Content and social media are two different marketing disciplines with a common problem: they both require producing compelling content within limited time and funding.
Social media is essential for consistent, immediate engagement and brand building. Content marketing is essential for SEO and long-term relationships that lead to repeat sales.
We need both and It is resource intensive.
Combining the two into a single workflow can reduce the demands on each.
Deadline confusion
An e-commerce business might need to post at least six times a day and post four videos on TikTok and Instagram to build a following on X or Threads.
Assuming they maintain this schedule every day, their marketers would be faced with over 200 social media deadlines each week.
Meanwhile, your team must attract shoppers elsewhere through blog posts, articles, podcasts, videos and landing pages, boosting search engine rankings and building lasting customer relationships.
There’s a lot of content.
The hardest part is developing content ideas, producing them, and measuring the results.
Flywheel
a Business Flywheel It’s a cyclical process where each step leads to the next.
The concept has been around for decades. Jeff Bezos famously Using a flywheel To explain Amazon’s business model. Author Jim Collins wrote a book on the subject, and many businesses have started adopting it in their daily operations.
When you apply the flywheel to social media and content marketing, you focus on three steps:
- Content ideas,
- Content creation,
- measurement.
As an example, let’s develop a flywheel of articles and social media posts. We’ll focus on two of the three steps: content ideas and measurement.

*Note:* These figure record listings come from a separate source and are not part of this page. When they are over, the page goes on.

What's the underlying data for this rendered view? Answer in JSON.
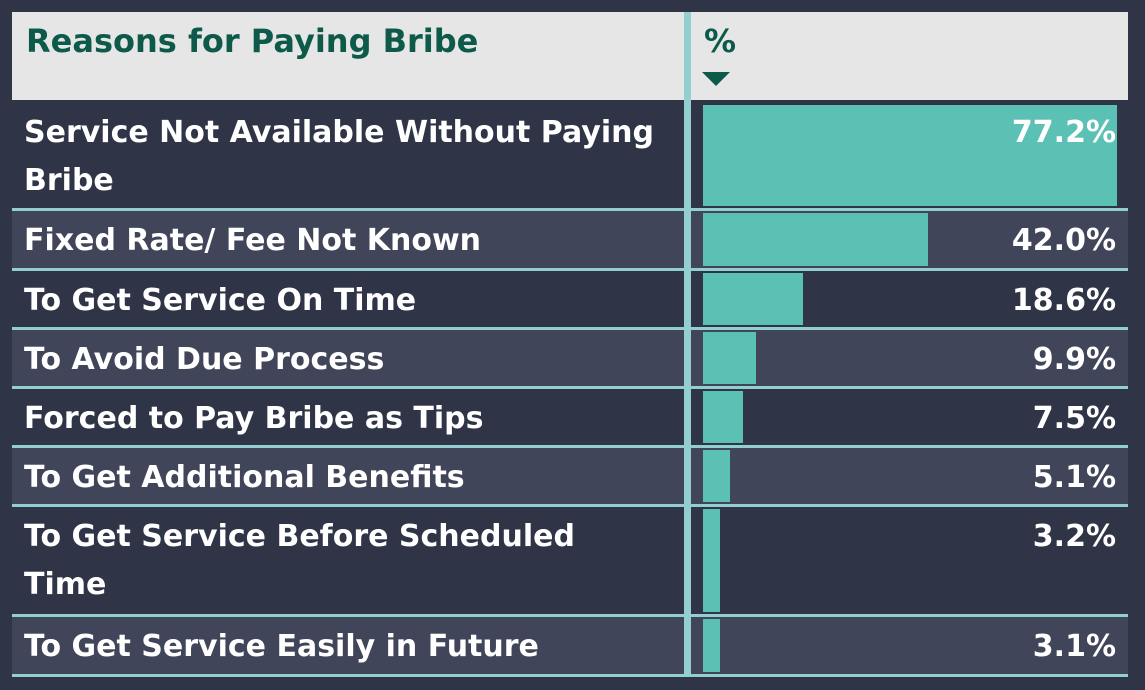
{
  "table": {
    "header": {
      "col1": "Reasons for Paying Bribe",
      "col2": "%"
    }
  },
  "chart_data": {
    "type": "table",
    "columns": [
      "Reasons for Paying Bribe",
      "%"
    ],
    "sort": "descending by %",
    "rows": [
      {
        "label": "Service Not Available Without Paying Bribe",
        "value": 77.2,
        "display": "77.2%"
      },
      {
        "label": "Fixed Rate/ Fee Not Known",
        "value": 42.0,
        "display": "42.0%"
      },
      {
        "label": "To Get Service On Time",
        "value": 18.6,
        "display": "18.6%"
      },
      {
        "label": "To Avoid Due Process",
        "value": 9.9,
        "display": "9.9%"
      },
      {
        "label": "Forced to Pay Bribe as Tips",
        "value": 7.5,
        "display": "7.5%"
      },
      {
        "label": "To Get Additional Benefits",
        "value": 5.1,
        "display": "5.1%"
      },
      {
        "label": "To Get Service Before Scheduled Time",
        "value": 3.2,
        "display": "3.2%"
      },
      {
        "label": "To Get Service Easily in Future",
        "value": 3.1,
        "display": "3.1%"
      }
    ],
    "bar_color": "#5cc1b5",
    "row_colors": [
      "#2f3447",
      "#404559"
    ],
    "header_color": "#0d5a4a"
  }
}
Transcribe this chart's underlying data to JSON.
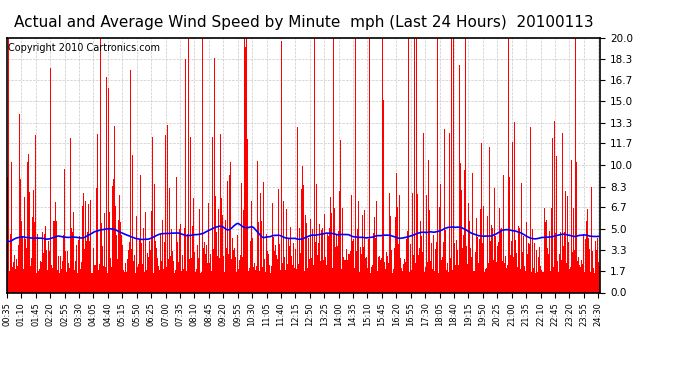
{
  "title": "Actual and Average Wind Speed by Minute  mph (Last 24 Hours)  20100113",
  "copyright": "Copyright 2010 Cartronics.com",
  "y_ticks": [
    0.0,
    1.7,
    3.3,
    5.0,
    6.7,
    8.3,
    10.0,
    11.7,
    13.3,
    15.0,
    16.7,
    18.3,
    20.0
  ],
  "y_max": 20.0,
  "y_min": 0.0,
  "bar_color": "#FF0000",
  "line_color": "#0000FF",
  "bg_color": "#FFFFFF",
  "grid_color": "#BBBBBB",
  "title_fontsize": 11,
  "copyright_fontsize": 7,
  "seed": 42
}
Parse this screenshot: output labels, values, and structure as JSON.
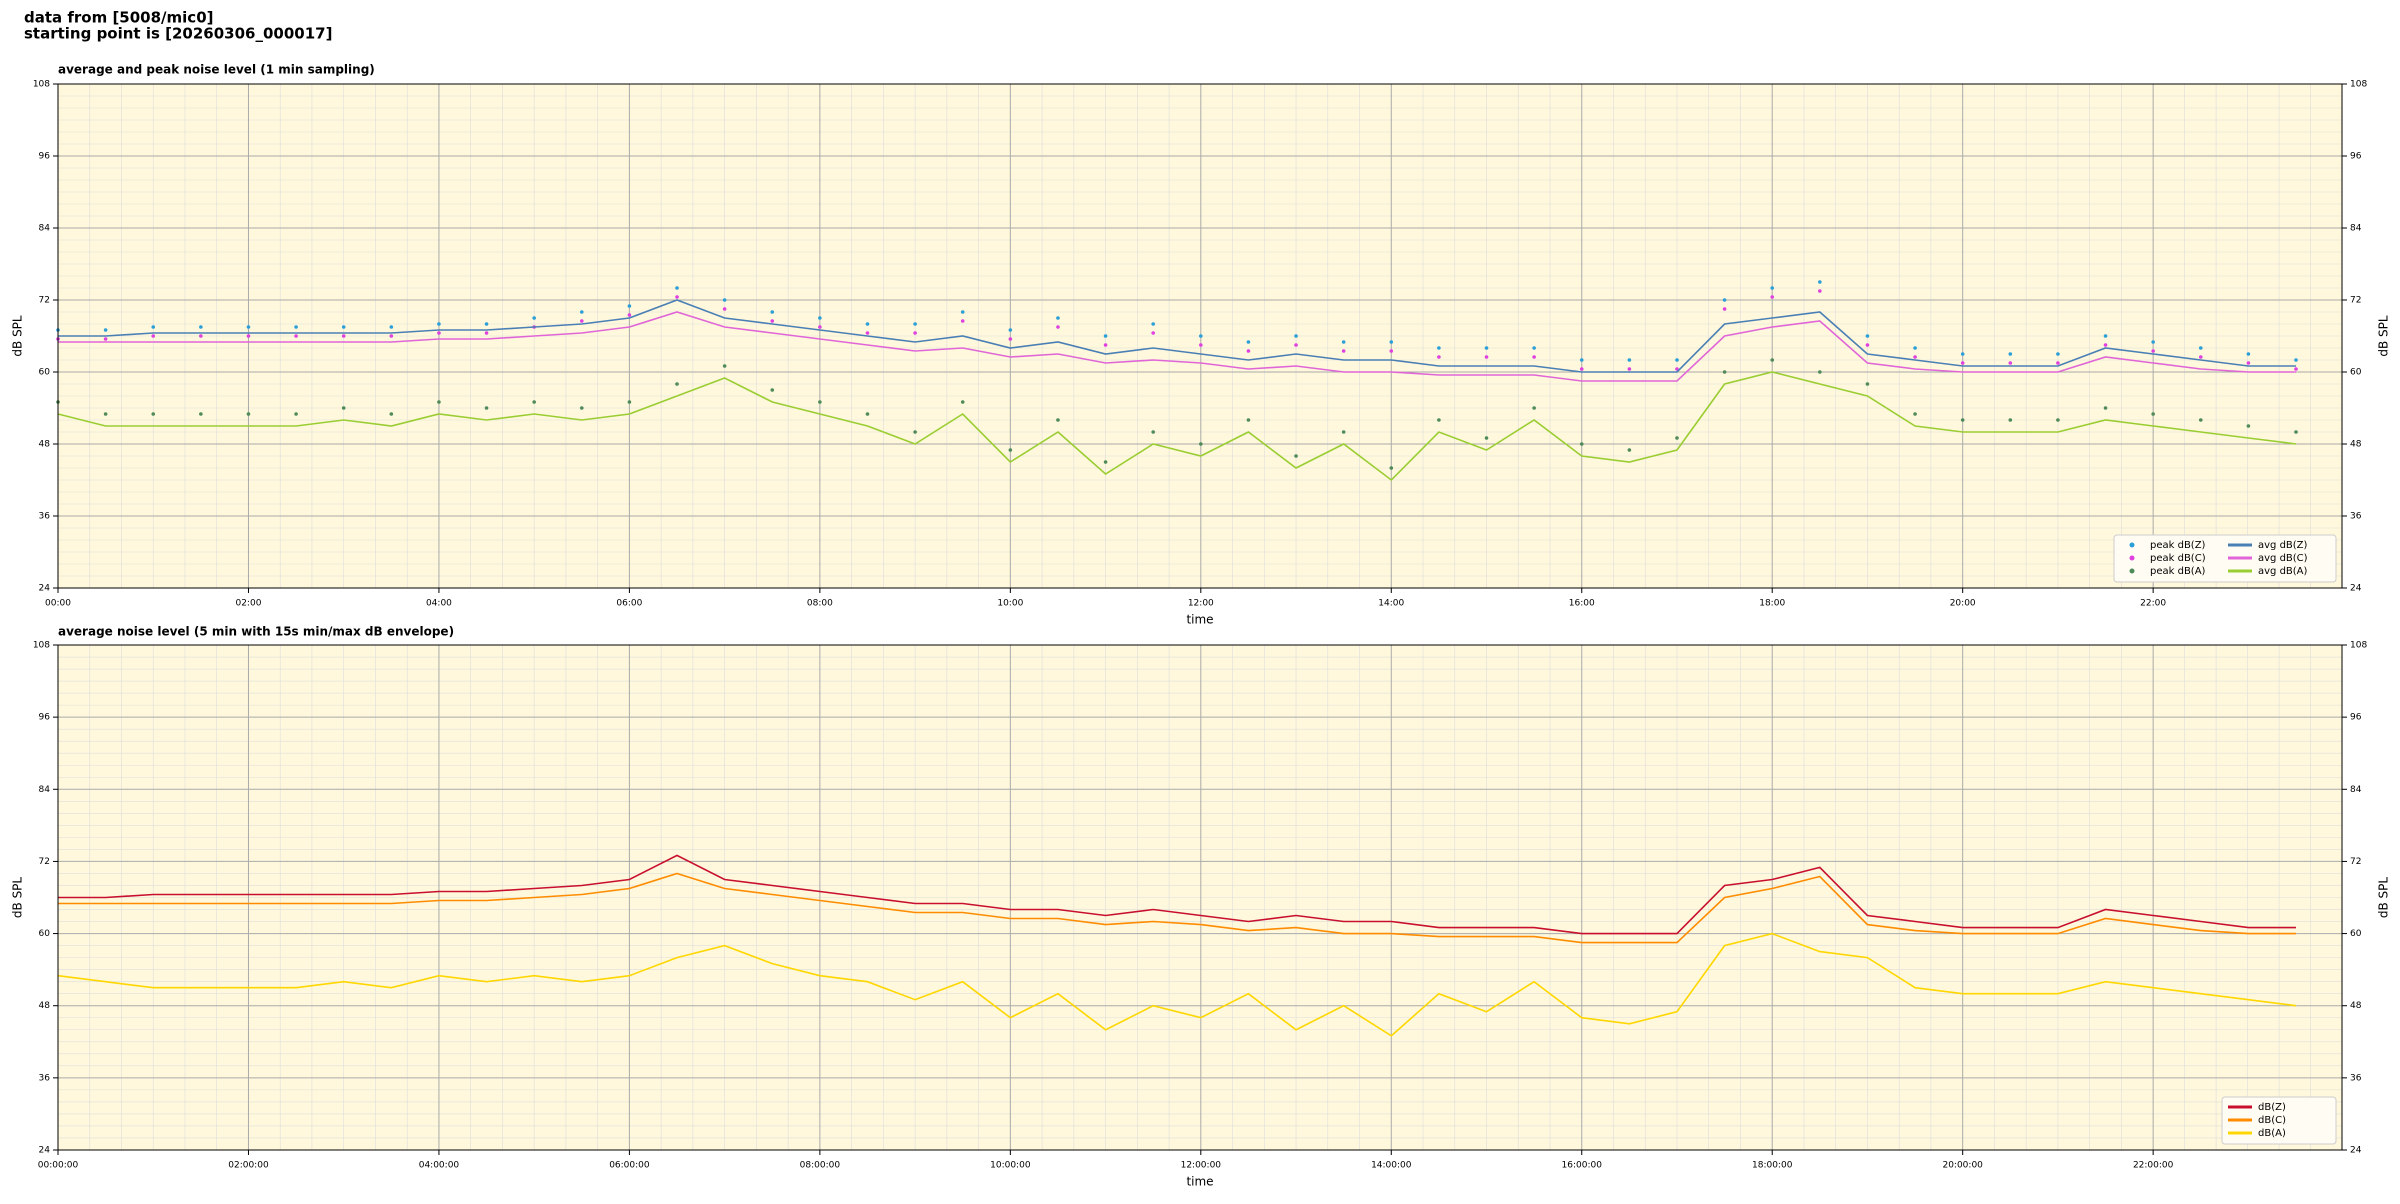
{
  "header": {
    "line1": "data from [5008/mic0]",
    "line2": "starting point is [20260306_000017]"
  },
  "chart_data": [
    {
      "type": "line",
      "title": "average and peak noise level (1 min sampling)",
      "x_label": "time",
      "y_label": "dB SPL",
      "xlim": [
        0,
        23.983
      ],
      "ylim": [
        24,
        108
      ],
      "yticks": [
        24,
        36,
        48,
        60,
        72,
        84,
        96,
        108
      ],
      "xticks": [
        {
          "value": 0,
          "label": "00:00"
        },
        {
          "value": 2,
          "label": "02:00"
        },
        {
          "value": 4,
          "label": "04:00"
        },
        {
          "value": 6,
          "label": "06:00"
        },
        {
          "value": 8,
          "label": "08:00"
        },
        {
          "value": 10,
          "label": "10:00"
        },
        {
          "value": 12,
          "label": "12:00"
        },
        {
          "value": 14,
          "label": "14:00"
        },
        {
          "value": 16,
          "label": "16:00"
        },
        {
          "value": 18,
          "label": "18:00"
        },
        {
          "value": 20,
          "label": "20:00"
        },
        {
          "value": 22,
          "label": "22:00"
        }
      ],
      "grid": true,
      "background": "#fff8dc",
      "legend": "lower right",
      "legend_columns": 2,
      "x": [
        0,
        0.5,
        1,
        1.5,
        2,
        2.5,
        3,
        3.5,
        4,
        4.5,
        5,
        5.5,
        6,
        6.5,
        7,
        7.5,
        8,
        8.5,
        9,
        9.5,
        10,
        10.5,
        11,
        11.5,
        12,
        12.5,
        13,
        13.5,
        14,
        14.5,
        15,
        15.5,
        16,
        16.5,
        17,
        17.5,
        18,
        18.5,
        19,
        19.5,
        20,
        20.5,
        21,
        21.5,
        22,
        22.5,
        23,
        23.5
      ],
      "series": [
        {
          "name": "peak dB(Z)",
          "kind": "scatter",
          "color": "#2b9fd8",
          "values": [
            67,
            67,
            67.5,
            67.5,
            67.5,
            67.5,
            67.5,
            67.5,
            68,
            68,
            69,
            70,
            71,
            74,
            72,
            70,
            69,
            68,
            68,
            70,
            67,
            69,
            66,
            68,
            66,
            65,
            66,
            65,
            65,
            64,
            64,
            64,
            62,
            62,
            62,
            72,
            74,
            75,
            66,
            64,
            63,
            63,
            63,
            66,
            65,
            64,
            63,
            62
          ]
        },
        {
          "name": "peak dB(C)",
          "kind": "scatter",
          "color": "#e040e0",
          "values": [
            65.5,
            65.5,
            66,
            66,
            66,
            66,
            66,
            66,
            66.5,
            66.5,
            67.5,
            68.5,
            69.5,
            72.5,
            70.5,
            68.5,
            67.5,
            66.5,
            66.5,
            68.5,
            65.5,
            67.5,
            64.5,
            66.5,
            64.5,
            63.5,
            64.5,
            63.5,
            63.5,
            62.5,
            62.5,
            62.5,
            60.5,
            60.5,
            60.5,
            70.5,
            72.5,
            73.5,
            64.5,
            62.5,
            61.5,
            61.5,
            61.5,
            64.5,
            63.5,
            62.5,
            61.5,
            60.5
          ]
        },
        {
          "name": "peak dB(A)",
          "kind": "scatter",
          "color": "#4e8a5a",
          "values": [
            55,
            53,
            53,
            53,
            53,
            53,
            54,
            53,
            55,
            54,
            55,
            54,
            55,
            58,
            61,
            57,
            55,
            53,
            50,
            55,
            47,
            52,
            45,
            50,
            48,
            52,
            46,
            50,
            44,
            52,
            49,
            54,
            48,
            47,
            49,
            60,
            62,
            60,
            58,
            53,
            52,
            52,
            52,
            54,
            53,
            52,
            51,
            50
          ]
        },
        {
          "name": "avg dB(Z)",
          "kind": "line",
          "color": "#4a7fb5",
          "values": [
            66,
            66,
            66.5,
            66.5,
            66.5,
            66.5,
            66.5,
            66.5,
            67,
            67,
            67.5,
            68,
            69,
            72,
            69,
            68,
            67,
            66,
            65,
            66,
            64,
            65,
            63,
            64,
            63,
            62,
            63,
            62,
            62,
            61,
            61,
            61,
            60,
            60,
            60,
            68,
            69,
            70,
            63,
            62,
            61,
            61,
            61,
            64,
            63,
            62,
            61,
            61
          ]
        },
        {
          "name": "avg dB(C)",
          "kind": "line",
          "color": "#e066d8",
          "values": [
            65,
            65,
            65,
            65,
            65,
            65,
            65,
            65,
            65.5,
            65.5,
            66,
            66.5,
            67.5,
            70,
            67.5,
            66.5,
            65.5,
            64.5,
            63.5,
            64,
            62.5,
            63,
            61.5,
            62,
            61.5,
            60.5,
            61,
            60,
            60,
            59.5,
            59.5,
            59.5,
            58.5,
            58.5,
            58.5,
            66,
            67.5,
            68.5,
            61.5,
            60.5,
            60,
            60,
            60,
            62.5,
            61.5,
            60.5,
            60,
            60
          ]
        },
        {
          "name": "avg dB(A)",
          "kind": "line",
          "color": "#9acd32",
          "values": [
            53,
            51,
            51,
            51,
            51,
            51,
            52,
            51,
            53,
            52,
            53,
            52,
            53,
            56,
            59,
            55,
            53,
            51,
            48,
            53,
            45,
            50,
            43,
            48,
            46,
            50,
            44,
            48,
            42,
            50,
            47,
            52,
            46,
            45,
            47,
            58,
            60,
            58,
            56,
            51,
            50,
            50,
            50,
            52,
            51,
            50,
            49,
            48
          ]
        }
      ]
    },
    {
      "type": "line",
      "title": "average noise level (5 min with 15s min/max dB envelope)",
      "x_label": "time",
      "y_label": "dB SPL",
      "xlim": [
        0,
        23.983
      ],
      "ylim": [
        24,
        108
      ],
      "yticks": [
        24,
        36,
        48,
        60,
        72,
        84,
        96,
        108
      ],
      "xticks": [
        {
          "value": 0,
          "label": "00:00:00"
        },
        {
          "value": 2,
          "label": "02:00:00"
        },
        {
          "value": 4,
          "label": "04:00:00"
        },
        {
          "value": 6,
          "label": "06:00:00"
        },
        {
          "value": 8,
          "label": "08:00:00"
        },
        {
          "value": 10,
          "label": "10:00:00"
        },
        {
          "value": 12,
          "label": "12:00:00"
        },
        {
          "value": 14,
          "label": "14:00:00"
        },
        {
          "value": 16,
          "label": "16:00:00"
        },
        {
          "value": 18,
          "label": "18:00:00"
        },
        {
          "value": 20,
          "label": "20:00:00"
        },
        {
          "value": 22,
          "label": "22:00:00"
        }
      ],
      "grid": true,
      "background": "#fff8dc",
      "legend": "lower right",
      "legend_columns": 1,
      "x": [
        0,
        0.5,
        1,
        1.5,
        2,
        2.5,
        3,
        3.5,
        4,
        4.5,
        5,
        5.5,
        6,
        6.5,
        7,
        7.5,
        8,
        8.5,
        9,
        9.5,
        10,
        10.5,
        11,
        11.5,
        12,
        12.5,
        13,
        13.5,
        14,
        14.5,
        15,
        15.5,
        16,
        16.5,
        17,
        17.5,
        18,
        18.5,
        19,
        19.5,
        20,
        20.5,
        21,
        21.5,
        22,
        22.5,
        23,
        23.5
      ],
      "series": [
        {
          "name": "dB(Z)",
          "kind": "line",
          "color": "#c8102e",
          "values": [
            66,
            66,
            66.5,
            66.5,
            66.5,
            66.5,
            66.5,
            66.5,
            67,
            67,
            67.5,
            68,
            69,
            73,
            69,
            68,
            67,
            66,
            65,
            65,
            64,
            64,
            63,
            64,
            63,
            62,
            63,
            62,
            62,
            61,
            61,
            61,
            60,
            60,
            60,
            68,
            69,
            71,
            63,
            62,
            61,
            61,
            61,
            64,
            63,
            62,
            61,
            61
          ]
        },
        {
          "name": "dB(C)",
          "kind": "line",
          "color": "#ff8c00",
          "values": [
            65,
            65,
            65,
            65,
            65,
            65,
            65,
            65,
            65.5,
            65.5,
            66,
            66.5,
            67.5,
            70,
            67.5,
            66.5,
            65.5,
            64.5,
            63.5,
            63.5,
            62.5,
            62.5,
            61.5,
            62,
            61.5,
            60.5,
            61,
            60,
            60,
            59.5,
            59.5,
            59.5,
            58.5,
            58.5,
            58.5,
            66,
            67.5,
            69.5,
            61.5,
            60.5,
            60,
            60,
            60,
            62.5,
            61.5,
            60.5,
            60,
            60
          ]
        },
        {
          "name": "dB(A)",
          "kind": "line",
          "color": "#ffd700",
          "values": [
            53,
            52,
            51,
            51,
            51,
            51,
            52,
            51,
            53,
            52,
            53,
            52,
            53,
            56,
            58,
            55,
            53,
            52,
            49,
            52,
            46,
            50,
            44,
            48,
            46,
            50,
            44,
            48,
            43,
            50,
            47,
            52,
            46,
            45,
            47,
            58,
            60,
            57,
            56,
            51,
            50,
            50,
            50,
            52,
            51,
            50,
            49,
            48
          ]
        }
      ]
    }
  ]
}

Let’s assume we are working Content and Commerce A company that sells licensed sci-fi themed products drives potential customers to their website through content that includes related products that can be purchased.
Here are the steps:
1. Post to X
Take a topic idea and create X number of posts. Add a measurable call to action to your posts, such as “Sign up to our email list,” “Request a sample,” “Leave a comment,” etc. Record your posts in a spreadsheet.
Repeat this procedure six times a day.
2. Measure performance
On the seventh day after publishing, measure the results of each post to identify topics that are popular with humans and X’s algorithm. Add the metrics to a spreadsheet.
3. Expand successful post X into an article
Repurpose X’s highest performing posts or topics into longer-form articles on your site. Optimize each one. Organic Search Keywords.
For example, a successful X-post about Star Trek Transporter Deaths might lead to an article titled “Star Trek Transporter Deaths and Other Issues.”
Record your articles in a spreadsheet and set goals for each one, like site traffic or email subscriptions.
4. Measure article performance
30 days after publication, track the performance of your articles against your goals with the goal of identifying your best performing articles.
5. Offshoots and forks of successful articles
For each successful article, identify at least five “branching” topics and five “branching” topics. Branching topics can stem from subheadings, and branches can be parallel concepts.
A branching topic for an article called “The Death of Star Trek’s Transporter and Other Issues” might be something like “Star Trek’s Transporter Creates an Existential Identity Crisis.” Use each branch or idea from the branch for X posts.
This closes the flywheel from the X-post to the field article and vice versa.
We started with an idea, created X posts, repurposed them into blog posts, and spawned X new posts.
There’s no content creation in this example, but the pattern is similar – you could add “content creation” steps to “Publish posts to X” and “Expand successful X posts into blog posts”.